Australia and the UK have a long, storied history of comedy. It has produced some great performers. However, one must look at it and think, where is the conservative comedy element? The liberty-oriented element? Has it disappeared with the death of Barry Humphries?
Pondering this question and reflecting on Barry’s many great contributions, one has to wonder, what the future holds?
I would argue there is a case for a conservative liberty-oriented version of comedy going into the future. How would I know this and why would I be so confident there is room for comedy of a conservative liberty orientation?
To answer this question I have to take you back to 2012. I was thumbing through the library at the University of Queensland’s St Lucia campus and struck upon a most unusual book.
It was entitled In Defence of Freedom of Speech – From Ancient Greece to Andrew Bolt by the esteemed author Chris Berg. A monograph special published by the Institute of Public Affairs, the book ranges over the history of freedom of speech.
What is unusual about this is that Mr Berg, on page 107, outlines the story of William Hone.

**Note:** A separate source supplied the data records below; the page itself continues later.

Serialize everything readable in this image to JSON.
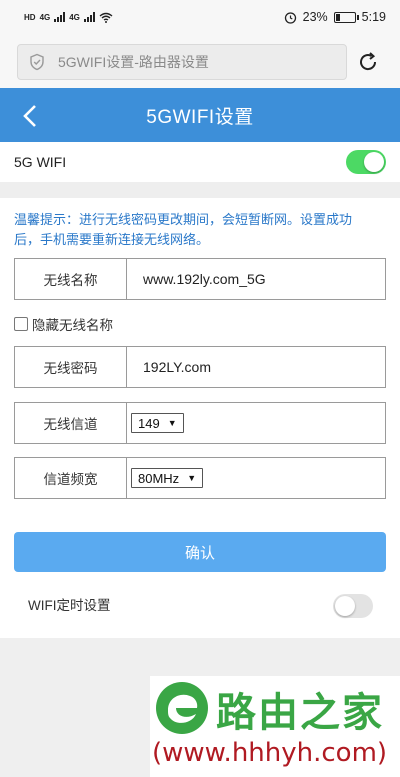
{
  "status_bar": {
    "left_labels": [
      "HD",
      "4G",
      "4G"
    ],
    "battery_percent_text": "23%",
    "battery_level": 0.23,
    "time": "5:19"
  },
  "browser": {
    "address_text": "5GWIFI设置-路由器设置",
    "icons": [
      "shield-icon",
      "reload-icon"
    ]
  },
  "header": {
    "title": "5GWIFI设置",
    "back_icon": "chevron-left-icon"
  },
  "wifi_5g": {
    "label": "5G WIFI",
    "enabled": true
  },
  "form": {
    "tip": "温馨提示：进行无线密码更改期间，会短暂断网。设置成功后，手机需要重新连接无线网络。",
    "ssid_label": "无线名称",
    "ssid_value": "www.192ly.com_5G",
    "hide_ssid_label": "隐藏无线名称",
    "hide_ssid_checked": false,
    "password_label": "无线密码",
    "password_value": "192LY.com",
    "channel_label": "无线信道",
    "channel_value": "149",
    "bandwidth_label": "信道频宽",
    "bandwidth_value": "80MHz",
    "confirm_label": "确认",
    "timer_label": "WIFI定时设置",
    "timer_enabled": false
  },
  "watermark": {
    "brand": "路由之家",
    "url": "(www.hhhyh.com)"
  },
  "colors": {
    "header_blue": "#3d8fd9",
    "button_blue": "#5aaaf0",
    "toggle_green": "#4cd964",
    "tip_blue": "#2a78c9"
  }
}
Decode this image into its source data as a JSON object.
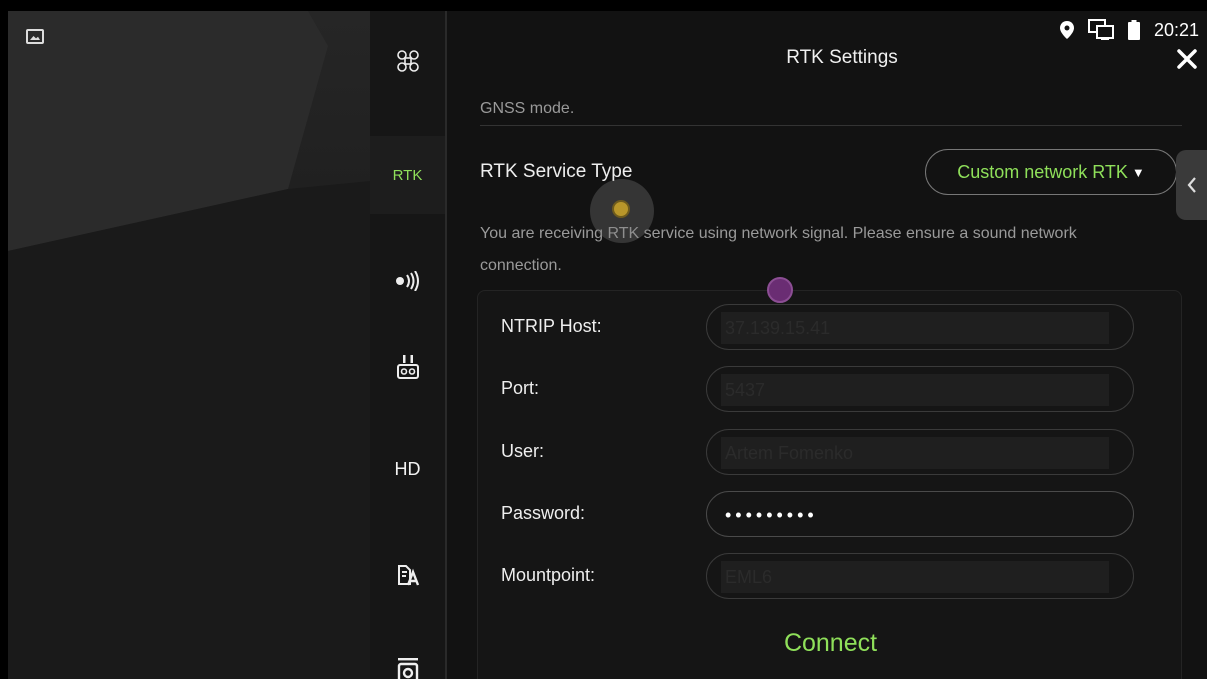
{
  "status_bar": {
    "time": "20:21"
  },
  "sidebar": {
    "items": [
      {
        "id": "aircraft",
        "label": ""
      },
      {
        "id": "rtk",
        "label": "RTK"
      },
      {
        "id": "signal",
        "label": ""
      },
      {
        "id": "remote",
        "label": ""
      },
      {
        "id": "hd",
        "label": "HD"
      },
      {
        "id": "general",
        "label": ""
      },
      {
        "id": "camera",
        "label": ""
      }
    ]
  },
  "panel": {
    "title": "RTK Settings",
    "clipped_text": "GNSS mode.",
    "service_type_label": "RTK Service Type",
    "service_type_value": "Custom network RTK",
    "service_type_caret": "▼",
    "description": "You are receiving RTK service using network signal. Please ensure a sound network connection.",
    "form": {
      "fields": [
        {
          "label": "NTRIP Host:",
          "value": "37.139.15.41"
        },
        {
          "label": "Port:",
          "value": "5437"
        },
        {
          "label": "User:",
          "value": "Artem Fomenko"
        },
        {
          "label": "Password:",
          "value": "•••••••••"
        },
        {
          "label": "Mountpoint:",
          "value": "EML6"
        }
      ],
      "connect_label": "Connect"
    }
  },
  "colors": {
    "accent": "#8fe05a",
    "background": "#121212"
  }
}
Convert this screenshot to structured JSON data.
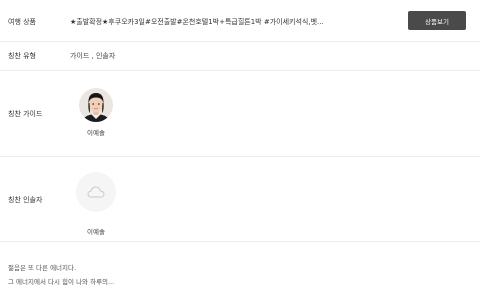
{
  "product": {
    "label": "여행 상품",
    "title": "★출발확정★후쿠오카3일#오전출발#온천호텔1박+특급힐튼1박 #가이세키석식,벳...",
    "button": "상품보기"
  },
  "compliment_type": {
    "label": "칭찬 유형",
    "value": "가이드 , 인솔자"
  },
  "guide": {
    "label": "칭찬 가이드",
    "name": "이예솔"
  },
  "escort": {
    "label": "칭찬 인솔자",
    "name": "이예솔"
  },
  "review": {
    "line1": "젊음은 또 다른 에너지다.",
    "line2": "그 에너지에서 다시 힘이 나와 하루의..."
  },
  "colors": {
    "button_bg": "#4a4a4a",
    "divider": "#ececec"
  },
  "icons": {
    "placeholder": "cloud-icon"
  }
}
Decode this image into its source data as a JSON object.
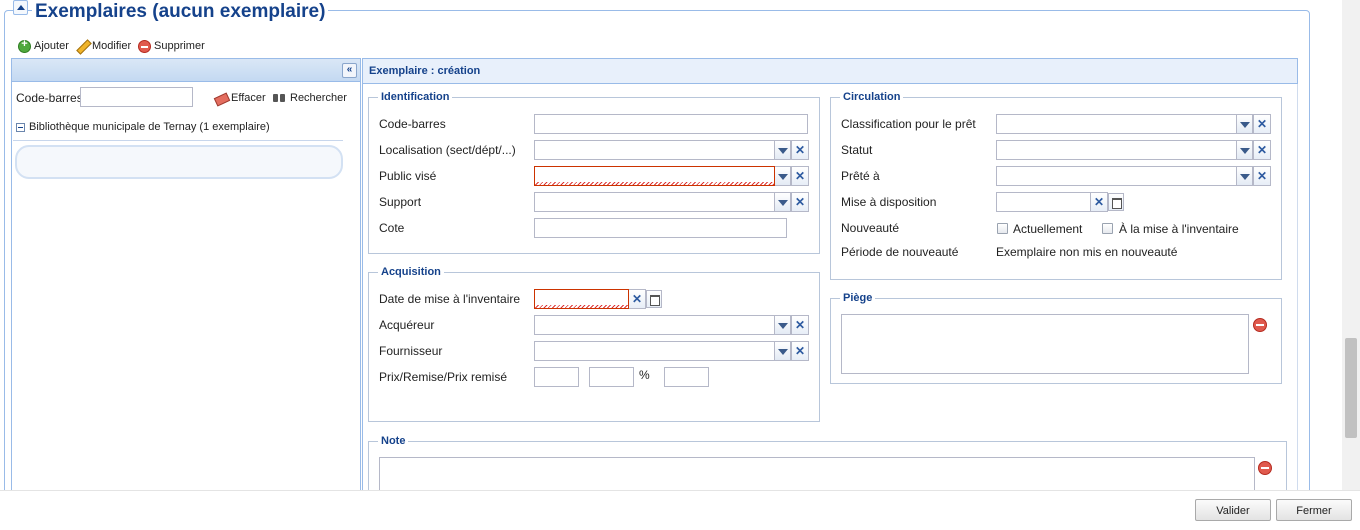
{
  "header": {
    "title": "Exemplaires (aucun exemplaire)"
  },
  "toolbar": {
    "add_label": "Ajouter",
    "edit_label": "Modifier",
    "delete_label": "Supprimer"
  },
  "left": {
    "barcode_label": "Code-barres",
    "barcode_value": "",
    "clear_label": "Effacer",
    "search_label": "Rechercher",
    "tree_node": "Bibliothèque municipale de Ternay (1 exemplaire)"
  },
  "form": {
    "title": "Exemplaire : création",
    "identification": {
      "legend": "Identification",
      "barcode": "Code-barres",
      "location": "Localisation (sect/dépt/...)",
      "audience": "Public visé",
      "medium": "Support",
      "shelfmark": "Cote"
    },
    "acquisition": {
      "legend": "Acquisition",
      "inventory_date": "Date de mise à l'inventaire",
      "acquirer": "Acquéreur",
      "supplier": "Fournisseur",
      "price": "Prix/Remise/Prix remisé",
      "percent": "%"
    },
    "circulation": {
      "legend": "Circulation",
      "loan_class": "Classification pour le prêt",
      "status": "Statut",
      "lent_to": "Prêté à",
      "availability": "Mise à disposition",
      "novelty": "Nouveauté",
      "novelty_current": "Actuellement",
      "novelty_inventory": "À la mise à l'inventaire",
      "novelty_period": "Période de nouveauté",
      "novelty_period_value": "Exemplaire non mis en nouveauté"
    },
    "trap": {
      "legend": "Piège"
    },
    "note": {
      "legend": "Note"
    }
  },
  "footer": {
    "validate": "Valider",
    "close": "Fermer"
  },
  "colors": {
    "accent": "#15428b",
    "border": "#99bbe8",
    "invalid": "#cc3300"
  }
}
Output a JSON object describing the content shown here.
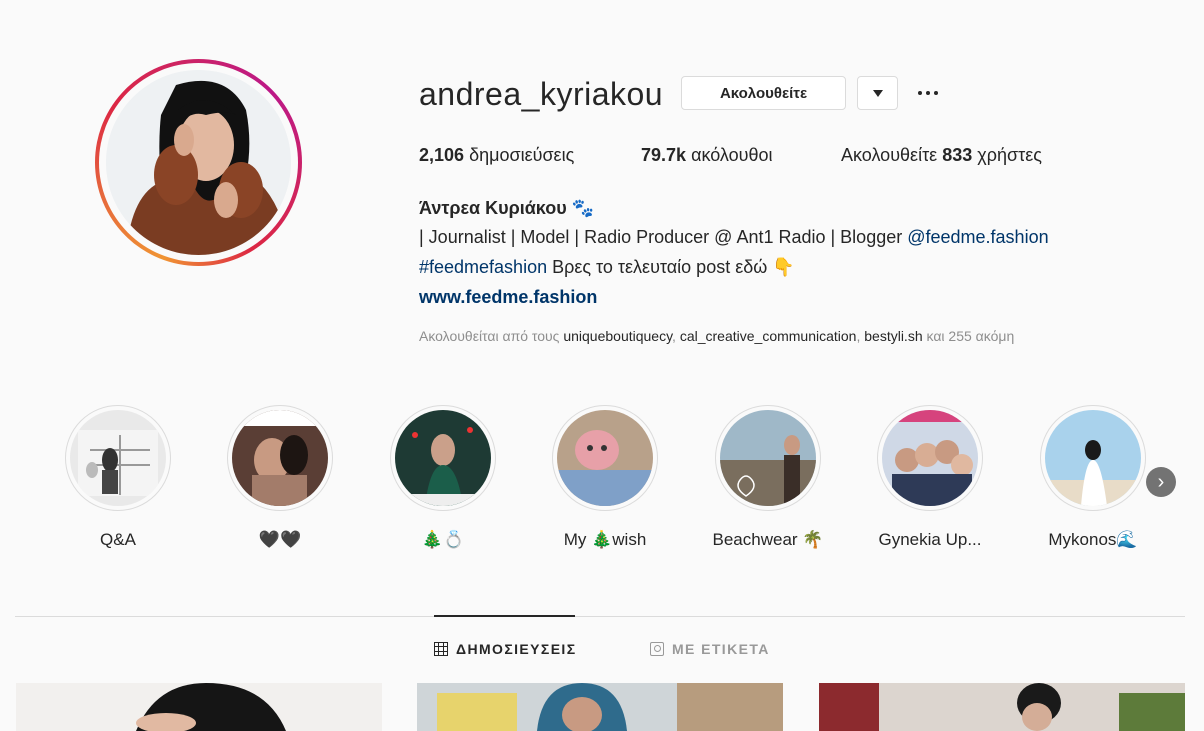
{
  "profile": {
    "username": "andrea_kyriakou",
    "follow_button": "Ακολουθείτε",
    "stats": {
      "posts_count": "2,106",
      "posts_label": "δημοσιεύσεις",
      "followers_count": "79.7k",
      "followers_label": "ακόλουθοι",
      "following_prefix": "Ακολουθείτε",
      "following_count": "833",
      "following_suffix": "χρήστες"
    },
    "bio": {
      "full_name": "Άντρεα Κυριάκου 🐾",
      "line1_text": "| Journalist | Model | Radio Producer @ Ant1 Radio | Blogger ",
      "line1_mention": "@feedme.fashion",
      "line2_hashtag": "#feedmefashion",
      "line2_text": " Βρες το τελευταίο post εδώ 👇",
      "website": "www.feedme.fashion"
    },
    "followed_by": {
      "prefix": "Ακολουθείται από τους ",
      "user1": "uniqueboutiquecy",
      "sep1": ", ",
      "user2": "cal_creative_communication",
      "sep2": ", ",
      "user3": "bestyli.sh",
      "suffix": " και 255 ακόμη"
    }
  },
  "highlights": [
    {
      "label": "Q&A"
    },
    {
      "label": "🖤🖤"
    },
    {
      "label": "🎄💍"
    },
    {
      "label": "My 🎄wish"
    },
    {
      "label": "Beachwear 🌴"
    },
    {
      "label": "Gynekia Up..."
    },
    {
      "label": "Mykonos🌊"
    }
  ],
  "tabs": {
    "posts": "ΔΗΜΟΣΙΕΥΣΕΙΣ",
    "tagged": "ΜΕ ΕΤΙΚΕΤΑ"
  },
  "colors": {
    "link": "#003569",
    "muted": "#8e8e8e",
    "border": "#dbdbdb",
    "background": "#fafafa"
  }
}
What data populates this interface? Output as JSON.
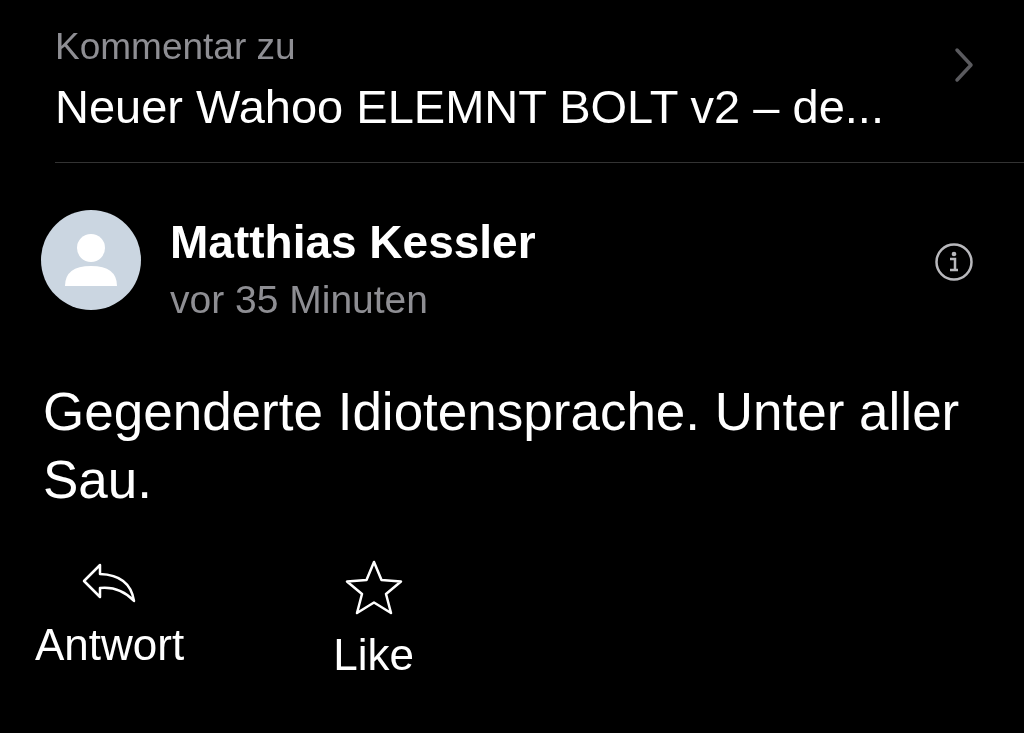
{
  "header": {
    "label": "Kommentar zu",
    "title": "Neuer Wahoo ELEMNT BOLT v2 – de..."
  },
  "comment": {
    "author": "Matthias Kessler",
    "time": "vor 35 Minuten",
    "text": "Gegenderte Idiotensprache. Unter aller Sau."
  },
  "actions": [
    {
      "kind": "reply",
      "label": "Antwort"
    },
    {
      "kind": "like",
      "label": "Like"
    }
  ]
}
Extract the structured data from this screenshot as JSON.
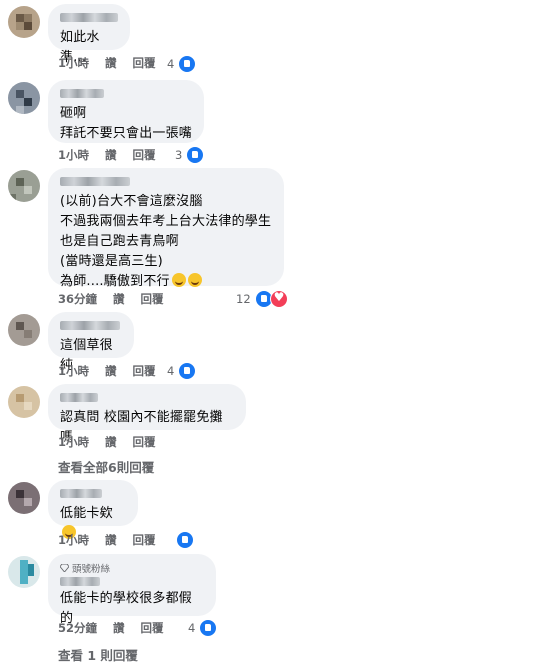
{
  "comments": [
    {
      "text": "如此水準...",
      "time": "1小時",
      "like": "讚",
      "reply": "回覆",
      "count": "4"
    },
    {
      "text": "砸啊\n拜託不要只會出一張嘴",
      "time": "1小時",
      "like": "讚",
      "reply": "回覆",
      "count": "3"
    },
    {
      "text": "(以前)台大不會這麼沒腦\n不過我兩個去年考上台大法律的學生\n也是自己跑去青鳥啊\n(當時還是高三生)\n為師....驕傲到不行",
      "time": "36分鐘",
      "like": "讚",
      "reply": "回覆",
      "count": "12"
    },
    {
      "text": "這個草很純",
      "time": "1小時",
      "like": "讚",
      "reply": "回覆",
      "count": "4"
    },
    {
      "text": "認真問 校園內不能擺罷免攤嗎",
      "time": "1小時",
      "like": "讚",
      "reply": "回覆",
      "view_replies": "查看全部6則回覆"
    },
    {
      "text": "低能卡欸",
      "time": "1小時",
      "like": "讚",
      "reply": "回覆"
    },
    {
      "badge": "頭號粉絲",
      "text": "低能卡的學校很多都假的",
      "time": "52分鐘",
      "like": "讚",
      "reply": "回覆",
      "count": "4",
      "view_replies": "查看 1 則回覆"
    }
  ],
  "colors": {
    "like_blue": "#1877f2",
    "heart_red": "#f33e58",
    "bubble": "#f0f2f5",
    "meta": "#65676b"
  }
}
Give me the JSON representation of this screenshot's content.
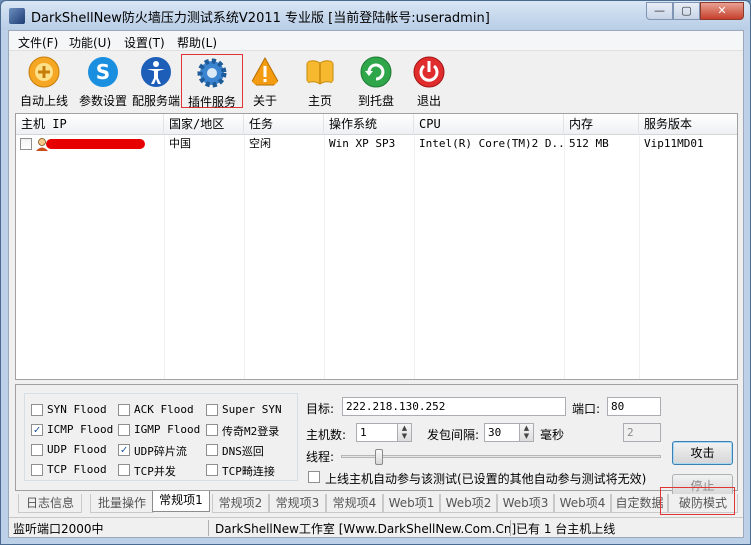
{
  "window": {
    "title": "DarkShellNew防火墙压力测试系统V2011 专业版 [当前登陆帐号:useradmin]",
    "min_glyph": "—",
    "max_glyph": "▢",
    "close_glyph": "✕"
  },
  "menu": [
    "文件(F)",
    "功能(U)",
    "设置(T)",
    "帮助(L)"
  ],
  "toolbar": [
    {
      "label": "自动上线",
      "icon": "gold-circle-icon",
      "color": "#f5a623"
    },
    {
      "label": "参数设置",
      "icon": "skype-icon",
      "color": "#1a8fe0"
    },
    {
      "label": "配服务端",
      "icon": "person-icon",
      "color": "#1d5fb8"
    },
    {
      "label": "插件服务",
      "icon": "gear-icon",
      "color": "#3a84d0"
    },
    {
      "label": "关于",
      "icon": "warning-icon",
      "color": "#f39c12"
    },
    {
      "label": "主页",
      "icon": "book-icon",
      "color": "#f5b82e"
    },
    {
      "label": "到托盘",
      "icon": "recycle-icon",
      "color": "#2fa64a"
    },
    {
      "label": "退出",
      "icon": "power-icon",
      "color": "#e02c2c"
    }
  ],
  "hosts": {
    "columns": [
      "主机 IP",
      "国家/地区",
      "任务",
      "操作系统",
      "CPU",
      "内存",
      "服务版本"
    ],
    "rows": [
      {
        "ip": "",
        "region": "中国",
        "task": "空闲",
        "os": "Win XP SP3",
        "cpu": "Intel(R) Core(TM)2 D...",
        "mem": "512 MB",
        "version": "Vip11MD01"
      }
    ]
  },
  "attacks": [
    {
      "label": "SYN Flood",
      "checked": false
    },
    {
      "label": "ACK Flood",
      "checked": false
    },
    {
      "label": "Super SYN",
      "checked": false
    },
    {
      "label": "ICMP Flood",
      "checked": true
    },
    {
      "label": "IGMP Flood",
      "checked": false
    },
    {
      "label": "传奇M2登录",
      "checked": false
    },
    {
      "label": "UDP Flood",
      "checked": false
    },
    {
      "label": "UDP碎片流",
      "checked": true
    },
    {
      "label": "DNS巡回",
      "checked": false
    },
    {
      "label": "TCP Flood",
      "checked": false
    },
    {
      "label": "TCP并发",
      "checked": false
    },
    {
      "label": "TCP畸连接",
      "checked": false
    }
  ],
  "form": {
    "target_label": "目标:",
    "target_value": "222.218.130.252",
    "port_label": "端口:",
    "port_value": "80",
    "hosts_label": "主机数:",
    "hosts_value": "1",
    "interval_label": "发包间隔:",
    "interval_value": "30",
    "ms_label": "毫秒",
    "threads_label": "线程:",
    "threads_value": "2",
    "thread_level": 0.12,
    "auto_join_label": "上线主机自动参与该测试(已设置的其他自动参与测试将无效)",
    "auto_join_checked": false,
    "attack_button": "攻击",
    "stop_button": "停止",
    "spin_up": "▲",
    "spin_down": "▼"
  },
  "tabs": [
    "日志信息",
    "批量操作",
    "常规项1",
    "常规项2",
    "常规项3",
    "常规项4",
    "Web项1",
    "Web项2",
    "Web项3",
    "Web项4",
    "自定数据",
    "破防模式"
  ],
  "active_tab": 2,
  "status": {
    "port": "监听端口2000中",
    "studio": "DarkShellNew工作室 [Www.DarkShellNew.Com.Cn]",
    "online": "已有 1 台主机上线"
  }
}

Hone was an 1800s London-based publisher and satirist brought up on charges of obscenity. Regarding his pamphlets, many examples can be found of a salacious and even subversive element which immediately made me laugh!
Whilst on the floor laughing, I realised that a story could be told about freedom of speech through the prism of William Hone.
After writing a treatment and eight half-hour episodes. The story of William Hone came alive in my mind. London-based during the beginnings of the Industrial Revolution, ideas, coffee houses, exchanging new-fangled understandings of the universe, it all fell into place.
I was laughing because Mr Berg had cracked open a door that could intellectually lead to something awesome, a comedy show about Freedom of Speech in an age totally different to our own but divining the issues of today through the values of yesterday.
I believe the story of William Hone demonstrates a strong intellectual case for conservative comedy. However, there’s a problem. How does one overcome decades of leftist dominance of the cultural and intellectual levers of power?
What to do? If this were a trial I would submit your honour that William Hone would make an excellent sitcom of what conservative-aligned free speech is and isn’t and make the modern millennial viewer think critically, perhaps for the first time.
Oddly I still dream about this idea. Perhaps I should find a cartoonist and do a comic strip. In the end, there is a case for conservative comedy! I still believe!